À propos de la bombe atomique, Homer Harris écrit en 1946 Atomic Bomb Blues accompagné à la guitare par Muddy Waters. Mack Simmons lance Blues for atomic H.
Plus près de nous, en 1995 dans F..k The Bomb, Stop The Drugs, Swamp Dogg condamne toutes les guerres tout en établissant un lien entre les ventes d’armes, le trafic de drogue et l’accès aux ressources énergétiques. Cependant, il milite dans ce texte pour un retour au service militaire obligatoire afin d’occuper une jeunesse désœuvrée. Sugar Blue quant à lui n’est pas de cet avis puisque dans Bottom Line, il défend l’idée que c’est justement l’armée qui enseigne aux jeunes le maniement des armes et les techniques de combat que les gangs utilisent par la suite en milieu urbain.

Des guitares, pas des fusils !

En 2003, Chuck D au cours du concert à New York, transforme le célèbre Boom Boom de John Lee Hooker en une chanson contre la guerre : No Boom Boom.

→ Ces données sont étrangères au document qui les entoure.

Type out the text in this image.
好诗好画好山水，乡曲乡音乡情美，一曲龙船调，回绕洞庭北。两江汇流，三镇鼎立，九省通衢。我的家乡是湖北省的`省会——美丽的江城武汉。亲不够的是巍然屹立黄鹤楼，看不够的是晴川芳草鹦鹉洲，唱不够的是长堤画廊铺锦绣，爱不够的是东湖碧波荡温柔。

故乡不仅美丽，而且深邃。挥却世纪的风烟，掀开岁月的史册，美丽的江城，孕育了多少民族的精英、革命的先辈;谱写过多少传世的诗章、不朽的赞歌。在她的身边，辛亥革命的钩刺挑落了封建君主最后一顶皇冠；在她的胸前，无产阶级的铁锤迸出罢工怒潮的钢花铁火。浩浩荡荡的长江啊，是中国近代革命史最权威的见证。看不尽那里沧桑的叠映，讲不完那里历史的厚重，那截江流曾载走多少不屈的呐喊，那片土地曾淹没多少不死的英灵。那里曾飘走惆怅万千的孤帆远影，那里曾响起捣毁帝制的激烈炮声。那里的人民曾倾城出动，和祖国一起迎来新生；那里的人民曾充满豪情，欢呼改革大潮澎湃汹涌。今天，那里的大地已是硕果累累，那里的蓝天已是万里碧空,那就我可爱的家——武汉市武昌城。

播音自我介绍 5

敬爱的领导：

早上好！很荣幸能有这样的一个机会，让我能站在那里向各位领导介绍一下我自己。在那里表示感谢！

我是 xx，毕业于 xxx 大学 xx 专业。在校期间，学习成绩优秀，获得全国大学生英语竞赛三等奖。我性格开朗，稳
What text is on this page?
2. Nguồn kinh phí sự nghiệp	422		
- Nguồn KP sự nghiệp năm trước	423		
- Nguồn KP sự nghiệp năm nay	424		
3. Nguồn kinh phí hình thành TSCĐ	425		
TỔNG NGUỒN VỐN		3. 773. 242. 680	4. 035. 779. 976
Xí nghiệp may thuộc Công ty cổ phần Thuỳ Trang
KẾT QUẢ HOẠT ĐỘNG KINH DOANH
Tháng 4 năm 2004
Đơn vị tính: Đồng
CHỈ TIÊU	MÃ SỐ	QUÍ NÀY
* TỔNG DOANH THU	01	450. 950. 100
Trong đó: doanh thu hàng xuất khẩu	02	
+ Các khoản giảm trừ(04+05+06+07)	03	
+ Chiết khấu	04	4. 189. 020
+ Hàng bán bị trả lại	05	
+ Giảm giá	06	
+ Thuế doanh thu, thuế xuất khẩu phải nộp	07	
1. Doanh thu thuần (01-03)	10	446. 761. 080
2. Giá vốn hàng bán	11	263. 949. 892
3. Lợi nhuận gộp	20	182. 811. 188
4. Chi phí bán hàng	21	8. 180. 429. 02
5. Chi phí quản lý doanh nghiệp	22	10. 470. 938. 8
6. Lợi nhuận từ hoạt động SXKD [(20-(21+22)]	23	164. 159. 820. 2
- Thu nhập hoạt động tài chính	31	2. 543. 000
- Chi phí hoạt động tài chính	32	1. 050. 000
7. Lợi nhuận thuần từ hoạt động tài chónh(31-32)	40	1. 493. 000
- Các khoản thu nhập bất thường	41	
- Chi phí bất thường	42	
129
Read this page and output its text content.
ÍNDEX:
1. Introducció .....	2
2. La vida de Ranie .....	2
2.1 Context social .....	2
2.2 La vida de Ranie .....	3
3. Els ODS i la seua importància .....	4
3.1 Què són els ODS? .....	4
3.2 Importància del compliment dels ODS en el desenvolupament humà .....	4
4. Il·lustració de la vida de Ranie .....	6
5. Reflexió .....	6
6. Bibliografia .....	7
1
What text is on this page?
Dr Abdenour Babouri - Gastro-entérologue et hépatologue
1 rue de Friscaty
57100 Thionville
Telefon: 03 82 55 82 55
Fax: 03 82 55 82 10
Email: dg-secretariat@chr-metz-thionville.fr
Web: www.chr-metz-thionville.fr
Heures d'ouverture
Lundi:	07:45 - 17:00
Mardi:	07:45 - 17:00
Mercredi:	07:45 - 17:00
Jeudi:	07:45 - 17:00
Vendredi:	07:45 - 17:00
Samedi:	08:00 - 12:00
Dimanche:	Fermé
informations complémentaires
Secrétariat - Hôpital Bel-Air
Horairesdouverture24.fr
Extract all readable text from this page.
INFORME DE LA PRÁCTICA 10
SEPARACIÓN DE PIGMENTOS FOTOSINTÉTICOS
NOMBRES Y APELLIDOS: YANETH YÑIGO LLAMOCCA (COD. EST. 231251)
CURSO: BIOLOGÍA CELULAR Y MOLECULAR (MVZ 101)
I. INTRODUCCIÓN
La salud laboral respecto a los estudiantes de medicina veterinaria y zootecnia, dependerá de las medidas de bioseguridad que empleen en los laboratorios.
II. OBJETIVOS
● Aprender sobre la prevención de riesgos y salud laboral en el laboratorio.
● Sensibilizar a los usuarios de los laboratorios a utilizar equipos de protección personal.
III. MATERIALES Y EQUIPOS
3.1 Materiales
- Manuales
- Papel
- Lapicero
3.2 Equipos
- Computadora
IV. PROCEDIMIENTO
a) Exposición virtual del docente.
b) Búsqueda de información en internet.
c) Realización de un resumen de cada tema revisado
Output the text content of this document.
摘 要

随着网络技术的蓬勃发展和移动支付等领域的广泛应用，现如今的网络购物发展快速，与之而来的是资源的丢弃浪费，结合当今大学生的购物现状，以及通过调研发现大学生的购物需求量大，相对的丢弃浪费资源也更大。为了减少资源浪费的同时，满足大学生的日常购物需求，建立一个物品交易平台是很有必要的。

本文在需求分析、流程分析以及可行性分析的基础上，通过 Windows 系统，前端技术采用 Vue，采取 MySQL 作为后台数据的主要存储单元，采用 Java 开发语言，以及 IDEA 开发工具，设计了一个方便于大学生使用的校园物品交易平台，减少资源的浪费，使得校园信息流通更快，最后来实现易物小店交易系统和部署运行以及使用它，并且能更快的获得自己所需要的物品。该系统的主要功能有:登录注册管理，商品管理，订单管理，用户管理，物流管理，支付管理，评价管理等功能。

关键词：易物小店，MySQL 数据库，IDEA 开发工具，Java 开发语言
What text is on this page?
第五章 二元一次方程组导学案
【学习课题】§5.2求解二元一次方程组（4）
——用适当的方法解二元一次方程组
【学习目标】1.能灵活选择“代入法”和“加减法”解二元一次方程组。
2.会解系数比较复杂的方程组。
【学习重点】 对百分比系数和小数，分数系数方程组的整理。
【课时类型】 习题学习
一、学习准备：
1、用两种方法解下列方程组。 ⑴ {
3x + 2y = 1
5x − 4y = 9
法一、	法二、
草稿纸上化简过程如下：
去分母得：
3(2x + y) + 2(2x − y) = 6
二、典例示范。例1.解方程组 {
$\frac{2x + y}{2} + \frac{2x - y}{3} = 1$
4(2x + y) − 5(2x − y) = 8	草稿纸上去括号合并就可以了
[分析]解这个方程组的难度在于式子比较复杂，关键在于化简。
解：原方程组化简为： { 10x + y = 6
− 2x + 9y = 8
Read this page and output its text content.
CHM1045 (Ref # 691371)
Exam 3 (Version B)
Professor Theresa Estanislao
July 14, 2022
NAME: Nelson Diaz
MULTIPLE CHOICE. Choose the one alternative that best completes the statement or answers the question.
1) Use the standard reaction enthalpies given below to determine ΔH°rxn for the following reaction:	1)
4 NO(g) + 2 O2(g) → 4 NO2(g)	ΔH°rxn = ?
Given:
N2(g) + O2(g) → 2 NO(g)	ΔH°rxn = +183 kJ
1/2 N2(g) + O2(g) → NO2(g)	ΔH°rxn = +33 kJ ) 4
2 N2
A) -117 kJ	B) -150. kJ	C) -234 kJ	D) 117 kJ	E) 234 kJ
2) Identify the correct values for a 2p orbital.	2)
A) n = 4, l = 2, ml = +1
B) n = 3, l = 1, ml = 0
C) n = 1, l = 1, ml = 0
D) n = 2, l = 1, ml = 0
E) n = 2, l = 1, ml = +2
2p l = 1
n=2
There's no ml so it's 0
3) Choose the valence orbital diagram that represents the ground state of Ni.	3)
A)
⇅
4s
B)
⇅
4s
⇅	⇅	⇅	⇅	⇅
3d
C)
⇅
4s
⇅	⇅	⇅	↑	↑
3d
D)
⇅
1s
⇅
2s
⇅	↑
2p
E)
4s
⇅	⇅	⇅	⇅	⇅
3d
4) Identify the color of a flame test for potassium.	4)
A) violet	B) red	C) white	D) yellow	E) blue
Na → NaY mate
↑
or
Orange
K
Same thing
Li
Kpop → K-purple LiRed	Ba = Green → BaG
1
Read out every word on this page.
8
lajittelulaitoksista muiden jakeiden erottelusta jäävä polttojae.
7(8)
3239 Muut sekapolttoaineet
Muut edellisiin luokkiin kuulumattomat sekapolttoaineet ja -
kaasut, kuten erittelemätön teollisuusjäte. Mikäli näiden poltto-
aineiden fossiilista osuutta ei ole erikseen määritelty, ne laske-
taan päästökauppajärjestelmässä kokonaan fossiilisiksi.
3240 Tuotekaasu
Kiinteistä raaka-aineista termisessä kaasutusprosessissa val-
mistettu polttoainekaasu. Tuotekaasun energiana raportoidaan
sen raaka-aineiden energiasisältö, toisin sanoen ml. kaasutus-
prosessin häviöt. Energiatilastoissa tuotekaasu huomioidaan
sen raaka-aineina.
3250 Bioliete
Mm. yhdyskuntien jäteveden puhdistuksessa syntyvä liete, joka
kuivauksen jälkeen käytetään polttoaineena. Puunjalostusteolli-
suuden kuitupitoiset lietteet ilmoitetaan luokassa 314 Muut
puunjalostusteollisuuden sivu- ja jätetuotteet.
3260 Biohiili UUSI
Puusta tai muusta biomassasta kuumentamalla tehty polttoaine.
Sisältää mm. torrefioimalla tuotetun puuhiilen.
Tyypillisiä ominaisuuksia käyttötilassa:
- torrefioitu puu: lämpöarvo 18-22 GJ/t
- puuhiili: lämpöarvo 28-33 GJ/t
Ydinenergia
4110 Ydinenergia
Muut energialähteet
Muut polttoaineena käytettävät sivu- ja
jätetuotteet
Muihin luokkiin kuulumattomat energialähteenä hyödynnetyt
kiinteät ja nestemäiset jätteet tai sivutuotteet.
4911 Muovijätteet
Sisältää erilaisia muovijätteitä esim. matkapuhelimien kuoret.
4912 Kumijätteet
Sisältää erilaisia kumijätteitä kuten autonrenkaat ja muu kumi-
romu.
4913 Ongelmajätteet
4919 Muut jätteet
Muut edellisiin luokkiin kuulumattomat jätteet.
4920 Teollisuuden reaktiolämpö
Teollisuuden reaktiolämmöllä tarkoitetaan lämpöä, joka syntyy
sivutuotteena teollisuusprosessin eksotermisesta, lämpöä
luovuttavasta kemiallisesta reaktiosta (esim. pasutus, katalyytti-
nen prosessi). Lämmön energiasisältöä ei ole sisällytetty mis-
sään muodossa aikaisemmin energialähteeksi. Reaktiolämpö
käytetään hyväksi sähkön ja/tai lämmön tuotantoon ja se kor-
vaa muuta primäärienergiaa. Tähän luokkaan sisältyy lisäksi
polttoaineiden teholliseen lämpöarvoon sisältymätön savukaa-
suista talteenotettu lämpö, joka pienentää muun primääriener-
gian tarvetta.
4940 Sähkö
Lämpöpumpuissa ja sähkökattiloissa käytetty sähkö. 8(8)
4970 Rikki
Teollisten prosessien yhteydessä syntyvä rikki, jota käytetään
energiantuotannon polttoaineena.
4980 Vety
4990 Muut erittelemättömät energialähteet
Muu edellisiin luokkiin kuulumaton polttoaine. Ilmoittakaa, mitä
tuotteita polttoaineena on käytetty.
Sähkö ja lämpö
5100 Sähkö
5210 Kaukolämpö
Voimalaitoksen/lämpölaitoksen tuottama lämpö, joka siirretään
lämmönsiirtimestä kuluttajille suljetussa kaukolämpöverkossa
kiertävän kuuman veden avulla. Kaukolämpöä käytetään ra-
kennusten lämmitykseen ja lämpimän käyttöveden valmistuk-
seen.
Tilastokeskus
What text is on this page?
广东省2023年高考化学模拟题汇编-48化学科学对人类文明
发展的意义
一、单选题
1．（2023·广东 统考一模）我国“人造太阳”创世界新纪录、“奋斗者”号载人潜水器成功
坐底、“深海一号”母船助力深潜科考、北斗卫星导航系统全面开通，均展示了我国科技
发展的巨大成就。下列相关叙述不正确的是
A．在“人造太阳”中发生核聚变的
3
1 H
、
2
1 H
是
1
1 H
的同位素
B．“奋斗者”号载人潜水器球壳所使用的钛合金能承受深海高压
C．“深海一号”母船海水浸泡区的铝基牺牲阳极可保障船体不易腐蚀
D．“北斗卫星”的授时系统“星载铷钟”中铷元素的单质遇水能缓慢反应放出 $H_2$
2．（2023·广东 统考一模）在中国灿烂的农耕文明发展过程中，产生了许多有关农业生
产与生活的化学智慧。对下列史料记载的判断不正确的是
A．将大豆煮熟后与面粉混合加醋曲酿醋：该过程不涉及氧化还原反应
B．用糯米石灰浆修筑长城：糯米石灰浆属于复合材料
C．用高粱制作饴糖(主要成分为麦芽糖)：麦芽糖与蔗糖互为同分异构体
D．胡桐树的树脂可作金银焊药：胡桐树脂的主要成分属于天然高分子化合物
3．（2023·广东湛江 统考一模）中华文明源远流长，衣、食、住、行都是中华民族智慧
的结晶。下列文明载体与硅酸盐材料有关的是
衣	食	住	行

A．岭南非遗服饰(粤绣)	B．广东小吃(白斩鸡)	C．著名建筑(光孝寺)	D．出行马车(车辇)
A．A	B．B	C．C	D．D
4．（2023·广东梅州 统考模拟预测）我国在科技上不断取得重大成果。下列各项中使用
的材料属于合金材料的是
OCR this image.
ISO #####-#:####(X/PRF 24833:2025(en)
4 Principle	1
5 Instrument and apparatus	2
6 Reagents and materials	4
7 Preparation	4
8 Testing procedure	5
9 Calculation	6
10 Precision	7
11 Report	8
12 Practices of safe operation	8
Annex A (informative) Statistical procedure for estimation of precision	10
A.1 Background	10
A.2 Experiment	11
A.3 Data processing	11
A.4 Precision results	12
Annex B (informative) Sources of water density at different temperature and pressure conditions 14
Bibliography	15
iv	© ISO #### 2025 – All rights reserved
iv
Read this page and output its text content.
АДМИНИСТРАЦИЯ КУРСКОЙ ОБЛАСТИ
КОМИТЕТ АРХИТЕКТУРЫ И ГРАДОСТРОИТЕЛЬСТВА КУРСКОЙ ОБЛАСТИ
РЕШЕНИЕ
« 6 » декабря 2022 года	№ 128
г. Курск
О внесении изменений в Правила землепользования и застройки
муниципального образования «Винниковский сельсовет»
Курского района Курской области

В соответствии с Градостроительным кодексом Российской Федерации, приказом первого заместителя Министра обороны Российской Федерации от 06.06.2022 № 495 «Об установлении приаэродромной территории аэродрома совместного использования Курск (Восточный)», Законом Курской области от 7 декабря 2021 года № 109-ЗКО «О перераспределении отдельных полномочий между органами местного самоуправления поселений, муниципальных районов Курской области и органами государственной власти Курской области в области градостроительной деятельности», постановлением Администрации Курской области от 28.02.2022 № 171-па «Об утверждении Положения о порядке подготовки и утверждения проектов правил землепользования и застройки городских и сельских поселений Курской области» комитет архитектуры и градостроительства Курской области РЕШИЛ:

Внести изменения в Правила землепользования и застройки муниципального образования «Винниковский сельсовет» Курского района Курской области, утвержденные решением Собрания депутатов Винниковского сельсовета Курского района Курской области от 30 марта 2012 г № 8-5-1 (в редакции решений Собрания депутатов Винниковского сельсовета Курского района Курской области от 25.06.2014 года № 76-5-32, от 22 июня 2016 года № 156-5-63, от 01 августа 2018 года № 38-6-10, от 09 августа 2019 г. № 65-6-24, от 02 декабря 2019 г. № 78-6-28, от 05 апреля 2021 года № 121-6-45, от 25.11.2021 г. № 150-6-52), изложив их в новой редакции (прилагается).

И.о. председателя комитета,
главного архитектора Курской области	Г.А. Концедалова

Au cours de cette même année, Chris Whitley sort War Crime Blues, un album complet contre la guerre ! En 2007, c’est la grande mobilisation du blues contre les guerres d’Irak et d’Afghanistan : Blues Over Bagdad de Fruteland Jackson, War de JJ Grey et Mofro, tandis que David Evans milite ouvertement pour le retrait des troupes dans Bring The Boys Back Home.
Le blues n’a pas fini de nous accompagner dans nos combats contre les guerres !

Pascal Martin

Martin Luther King et les droits civiques

En 1961, JB Lenoir compose Shot on James Meredith dans lequel il interpelle le président Lyndon Johnson sur les poursuites que devrait encourir l’homme blanc qui a tiré dans le dos du premier étudiant noir de l’histoire des États-Unis. Alabama bus de Will Hairston rend hommage à Rosa Parks, cette femme couturière qui en 1955 refusa de céder sa place à un blanc dans un bus de Montgomery. et qui déclencha le boycott des transports dans la ville.
Martin Luther King est un personnage récurent dans les blues. Champion Jack Dupree compose en 1968 Death of Luther King, Otis Spann lui dédie Tribute to Martin Luther King et Big Joe Williams, The death of Dr. Martin Luther King. Howlin’ Wolf enregistre I had a dream en 1972 dans lequel le refrain renvoie directement au célèbre discours de M.L.K. le 28 août 1963, « J’ai fait un rêve ».